It's morning now, and a few days have passed. Rob is outside the kitchen window, giving Pinky a bath, and he overhears a conversation between Mama and Aunt Carrie.
They're discussing the Widow Bascom, who lives down the road; rumor has it she's carrying on with her hired man.
Aunt Carrie thinks it's disgraceful, but Mama thinks they should be minding their own business, and "if Iris Bascom and her man giggle in the dark, they can have my blessing for whatever it's worth" (9.42).
Overhearing their conversation makes Rob think about an interaction he had with Mrs. Bascom shortly after her husband died.
He and a friend were running through her back yard when she came out of her house with a broom and smacked the boys hard on the shins.
Rob thinks about another day, just recently, that he met up with Mrs. Bascom again.
He was walking down the road in front of her house when she asked him if he would help her move some flower pots.
Although he was nervous, he thought about the Book of Shaker and about being a good neighbor, and he decided to help her.
Afterward, she brought a glass of buttermilk and a big plate of cookies out onto the porch for Rob. The hired man, Ira Long, appeared, helping himself to a few cookies.
He and Rob and Mrs. Bascom talked about Rob's role in helping Apron give birth to the two calves. They also talked about the Rutland Fair, which was coming up soon.
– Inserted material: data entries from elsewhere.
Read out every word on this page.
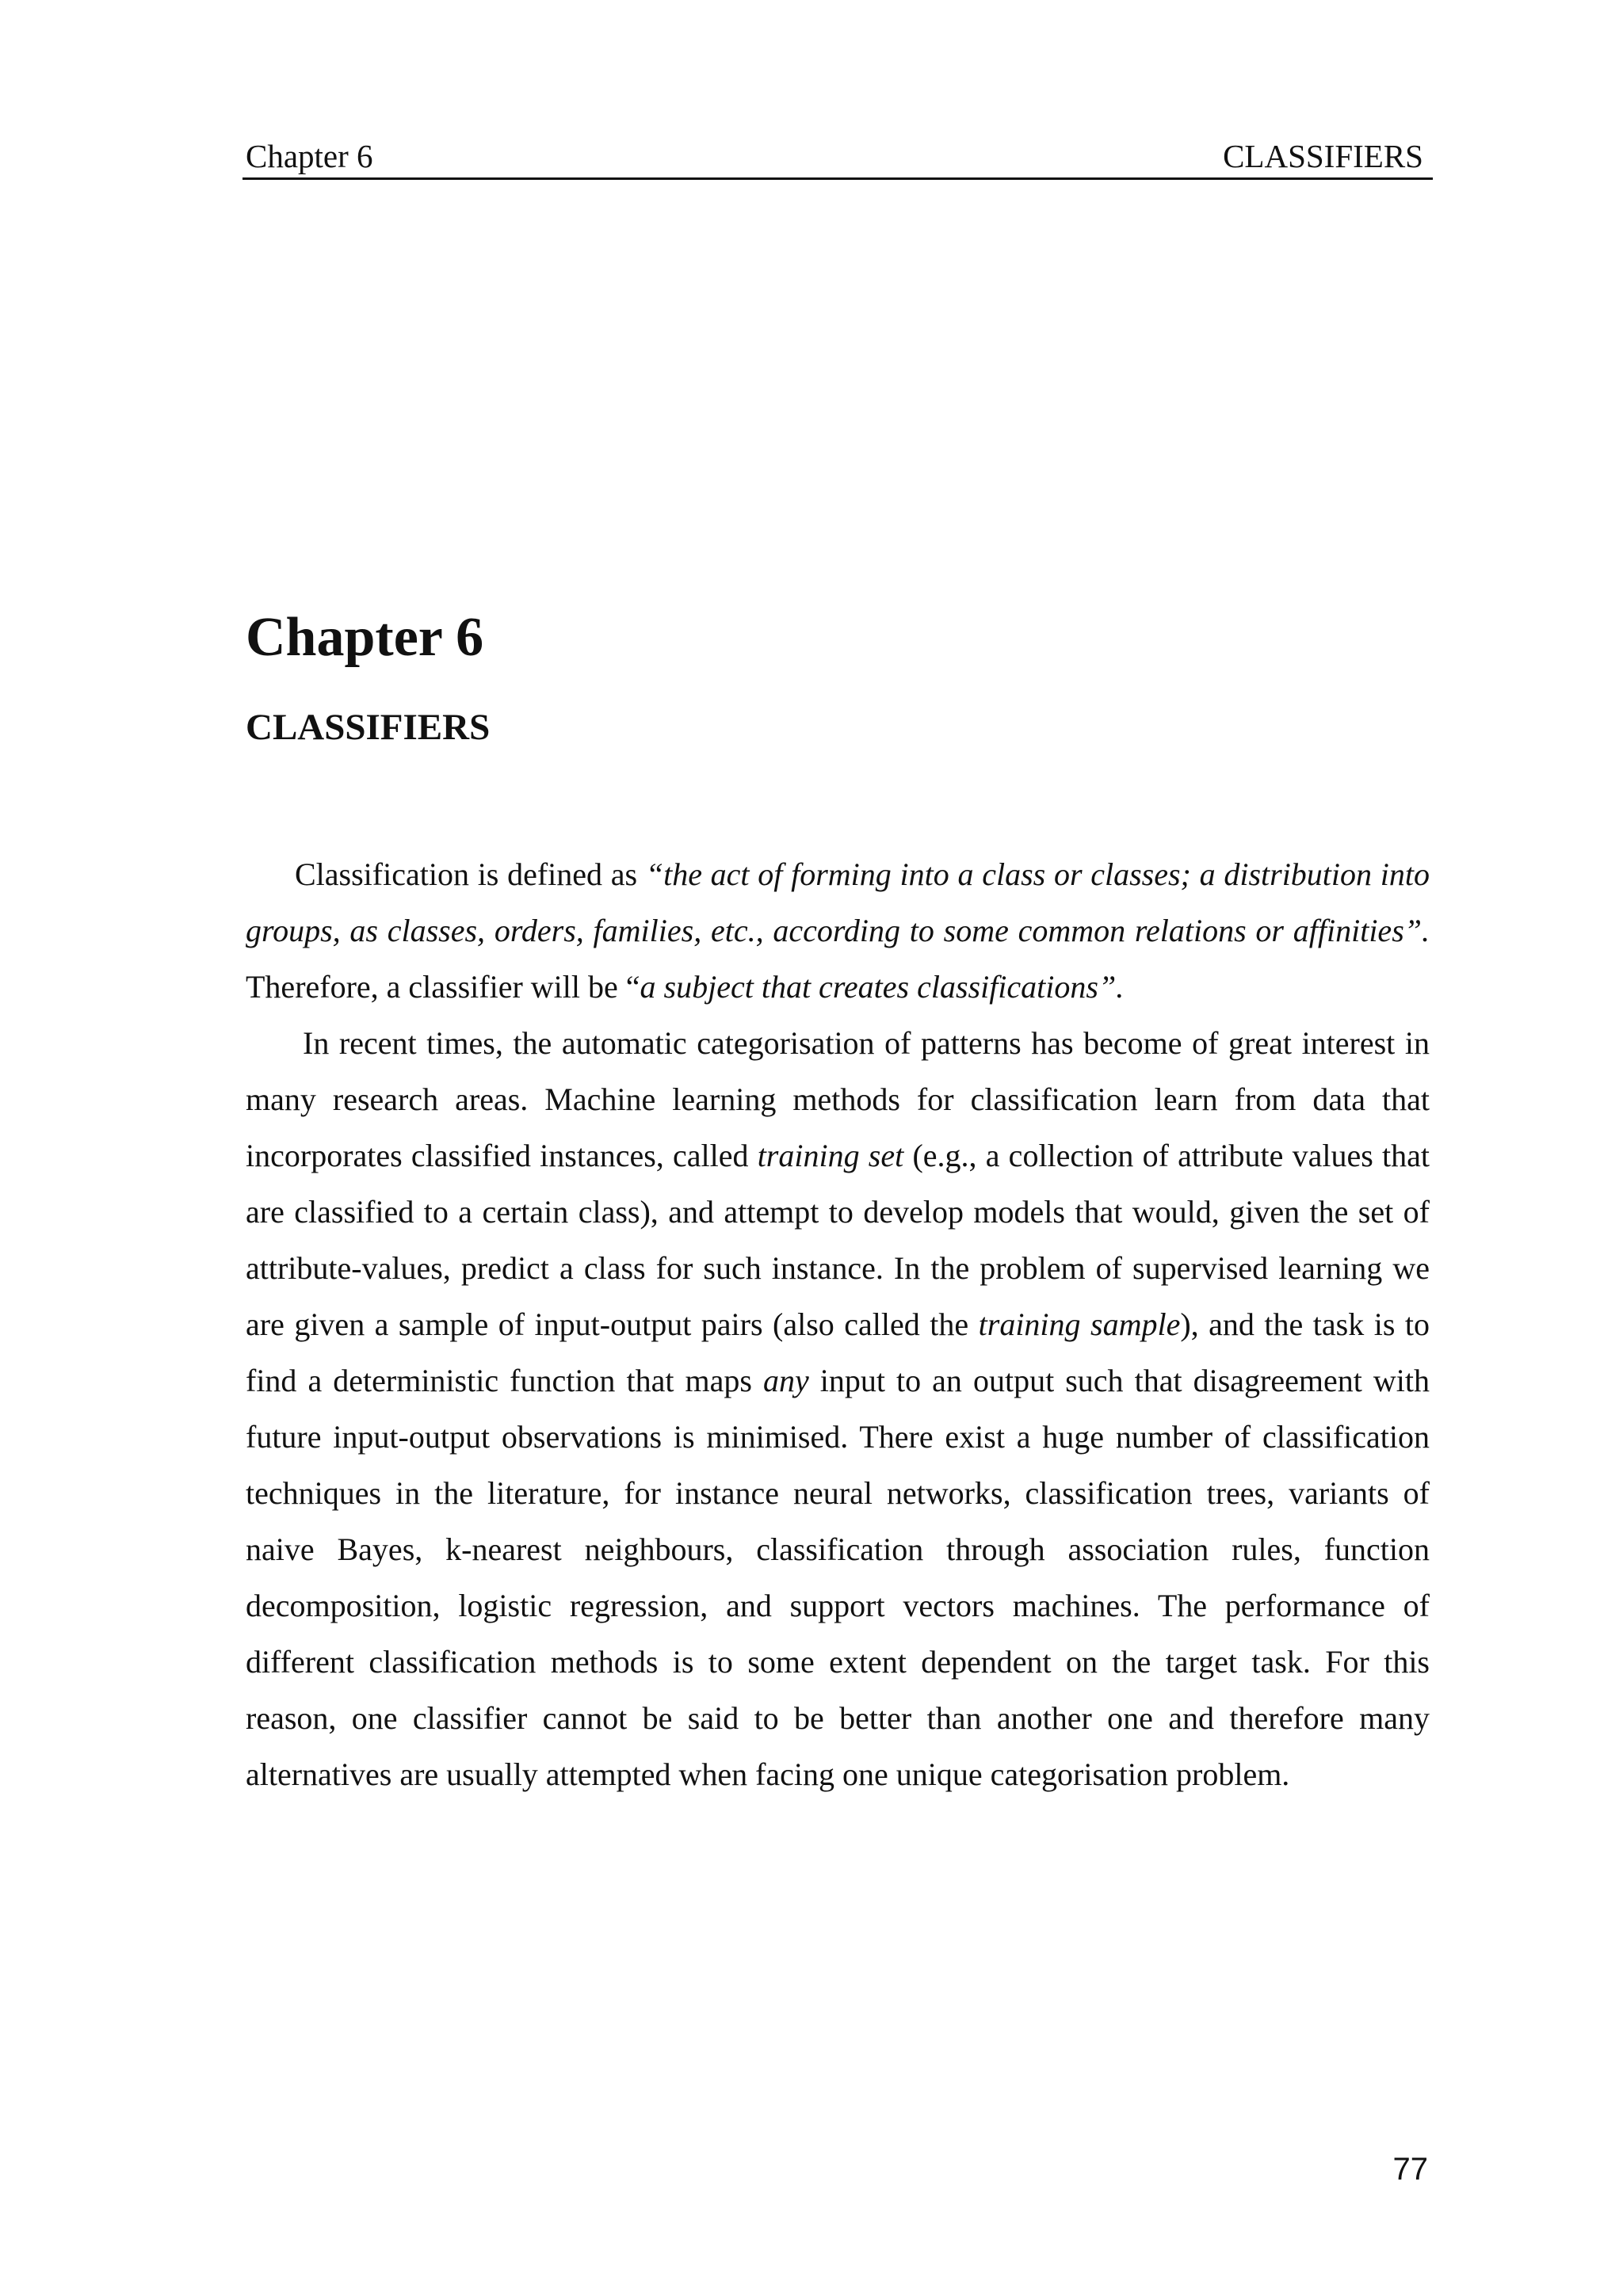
Chapter 6	CLASSIFIERS
Chapter 6
CLASSIFIERS

Classification is defined as “the act of forming into a class or classes; a distribution into groups, as classes, orders, families, etc., according to some common relations or affinities”. Therefore, a classifier will be “a subject that creates classifications”.

In recent times, the automatic categorisation of patterns has become of great interest in many research areas. Machine learning methods for classification learn from data that incorporates classified instances, called training set (e.g., a collection of attribute values that are classified to a certain class), and attempt to develop models that would, given the set of attribute-values, predict a class for such instance. In the problem of supervised learning we are given a sample of input-output pairs (also called the training sample), and the task is to find a deterministic function that maps any input to an output such that disagreement with future input-output observations is minimised. There exist a huge number of classification techniques in the literature, for instance neural networks, classification trees, variants of naive Bayes, k-nearest neighbours, classification through association rules, function decomposition, logistic regression, and support vectors machines. The performance of different classification methods is to some extent dependent on the target task. For this reason, one classifier cannot be said to be better than another one and therefore many alternatives are usually attempted when facing one unique categorisation problem.

77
Rob said he would love to go, and take Pinky!, but he knew he wouldn't be able to, because his family doesn't own a horse, and the fair is far away.
As Rob is remembering all this and washing Pinky, Papa arrives and tells Rob that he's been invited to go to the fair with Mr. Tanner. Whoa! Good timing.
Turns out that Mrs. Bascom told Mrs. Tanner about how badly Rob wanted to go to the fair. Wow, must be true what they say: what goes around comes around.
Mr. Tanner wants Rob to help him show Apron's calves Bob and Bib at the fair. Rob can even bring Pinky! Everything's coming up Rob.
Aunt Carrie tells Rob that she's going to give him ten cents for the fair, but he can't tell Mama or Papa about it. Sneaky.